Procédure. L’astreinte prononcée par le juge administratif contre l’État peut être affectée pour partie à des personnes morales de droit public suffisamment autonomes à l’égard de celui-ci ou de droit privé à but non lucratif dont les missions d’intérêt général sont en lien avec l’objet du litige. En l’espèce, le Conseil d’État constate l’inexécution partielle de sa décision du 12 juillet 2017 relative à la pollution de l’air et prononce une astreinte de 10 M€ par semestre. CE, Assemblée, 10 juillet 2020, Association Les amis de la Terre France et autres, n° 428409, A.

Quelques décisions à mentionner aux Tables


Environnement. Le principe de non-régression (II de l’art. L. 110-1 du code de l’environnement) ne peut utilement être invoqué à l’encontre d’un décret fixant la liste des aménagements légers pouvant être implantés dans les espaces et milieux protégés, pour lesquels le législateur a créé une réglementation spécifique. CE, 10 juillet 2020, Association France Nature Environnement, n° 432944, B.


Etrangers. Un étranger résidant habituellement en France avant sa majorité doit, pour se conformer à l'obligation de possession d'un titre de séjour qui pèse sur lui à compter du jour où il devient majeur, solliciter un tel titre dans les deux mois qui suivent son dix-huitième anniversaire. Il ne peut faire l'objet d'une OQTF sur le fondement du 2° du I de l'article L. 511-1 du CESEDA que s'il s'est abstenu de solliciter un titre pendant cette période. CE, 1er juillet 2020, Ministre de l'Intérieur c/ M. E…, n° 425972, B.
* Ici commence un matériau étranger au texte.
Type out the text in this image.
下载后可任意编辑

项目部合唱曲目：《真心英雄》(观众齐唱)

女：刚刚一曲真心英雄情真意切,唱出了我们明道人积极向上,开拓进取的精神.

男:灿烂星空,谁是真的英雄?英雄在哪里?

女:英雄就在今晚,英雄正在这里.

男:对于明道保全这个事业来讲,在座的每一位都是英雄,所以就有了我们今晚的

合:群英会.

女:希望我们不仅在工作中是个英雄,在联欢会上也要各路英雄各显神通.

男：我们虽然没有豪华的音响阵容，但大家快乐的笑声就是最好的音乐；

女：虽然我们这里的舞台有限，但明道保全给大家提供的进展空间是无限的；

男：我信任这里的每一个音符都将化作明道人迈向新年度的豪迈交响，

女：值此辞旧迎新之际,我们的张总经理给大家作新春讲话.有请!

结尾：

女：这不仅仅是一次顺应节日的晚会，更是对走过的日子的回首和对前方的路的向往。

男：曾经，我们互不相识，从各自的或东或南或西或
Fiscalité. Lorsqu'une société d'un groupe fiscalement intégré apporte à une autre société du groupe des titres de participation, la différence positive entre la valeur réelle des titres apportés et celle des titres reçus en contrepartie constitue une subvention soumise à déclaration en application des articles 223 B et 223 Q du CGI. CE, 1er juillet 2020, Société Lafarge SA, n° 418378, B.
Responsabilité.  Une offre partielle ou un refus partiel d’indemnisation de l’ONIAM lie le contentieux devant le juge administratif. Le délai de recours de cette action indemnitaire ne court qu'à compter de la notification de l'ultime proposition de l'ONIAM ou de sa décision de rejet d'indemnisation pour les postes de préjudices restants. CE, 8 juillet 2020, Mme C…, n° 426049, B.
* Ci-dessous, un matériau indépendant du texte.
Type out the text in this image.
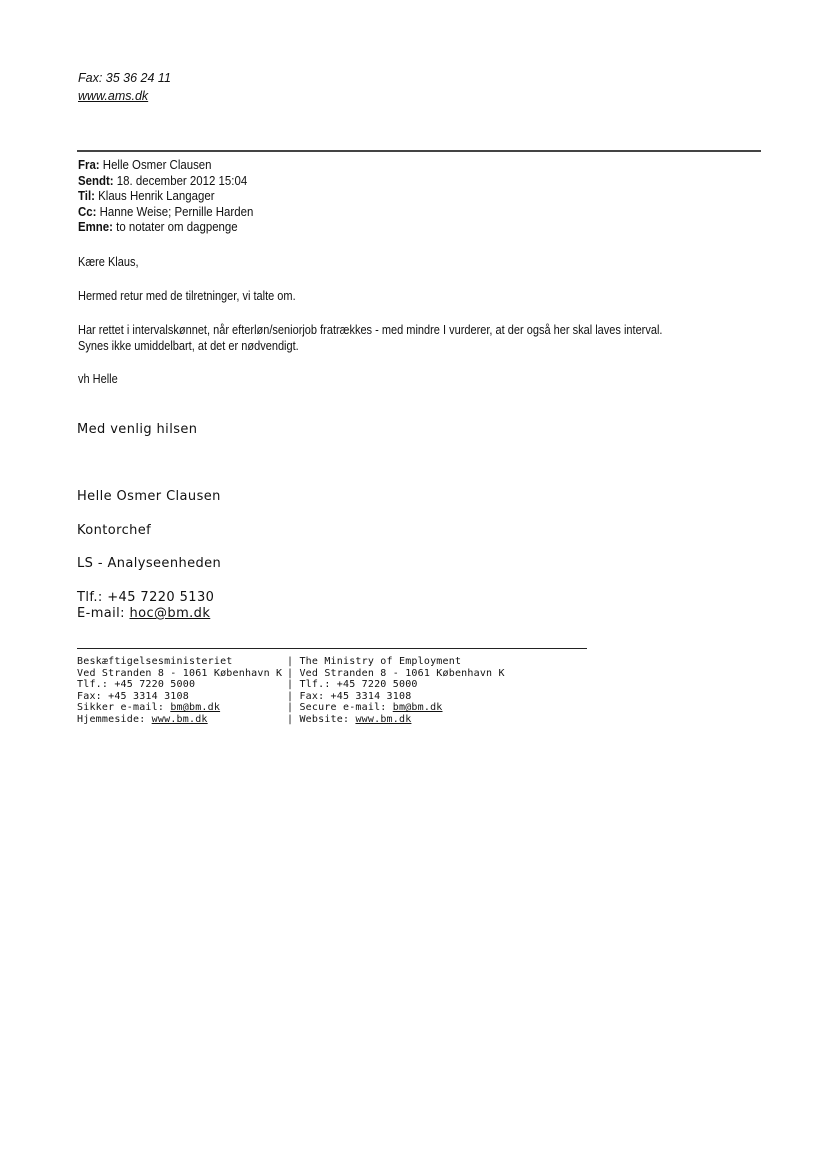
Fax: 35 36 24 11
www.ams.dk
Fra: Helle Osmer Clausen
Sendt: 18. december 2012 15:04
Til: Klaus Henrik Langager
Cc: Hanne Weise; Pernille Harden
Emne: to notater om dagpenge
Kære Klaus,
Hermed retur med de tilretninger, vi talte om.
Har rettet i intervalskønnet, når efterløn/seniorjob fratrækkes - med mindre I vurderer, at der også her skal laves interval.
Synes ikke umiddelbart, at det er nødvendigt.
vh Helle
Med venlig hilsen
Helle Osmer Clausen
Kontorchef
LS - Analyseenheden
Tlf.: +45 7220 5130
E-mail: hoc@bm.dk
Beskæftigelsesministeriet
Ved Stranden 8 - 1061 København K
Tlf.: +45 7220 5000
Fax: +45 3314 3108
Sikker e-mail: bm@bm.dk
Hjemmeside: www.bm.dk
| The Ministry of Employment
| Ved Stranden 8 - 1061 København K
| Tlf.: +45 7220 5000
| Fax: +45 3314 3108
| Secure e-mail: bm@bm.dk
| Website: www.bm.dk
Subventions. La seule circonstance qu'une association prenne des positions dans des débats publics ne fait pas obstacle à ce qu’une commune lui accorde une subvention, dès lors que ses activités présentent un intérêt public local. Lorsqu'une association a un objet d'intérêt public local, mais mène aussi des actions qui ne peuvent être regardées comme revêtant un tel caractère, la commune ne peut légalement lui accorder une subvention qu'en s'assurant que son aide sera destinée au financement des activités d'intérêt public local. CE, 10 juillet 2020, Mme D…, n° 425926, B.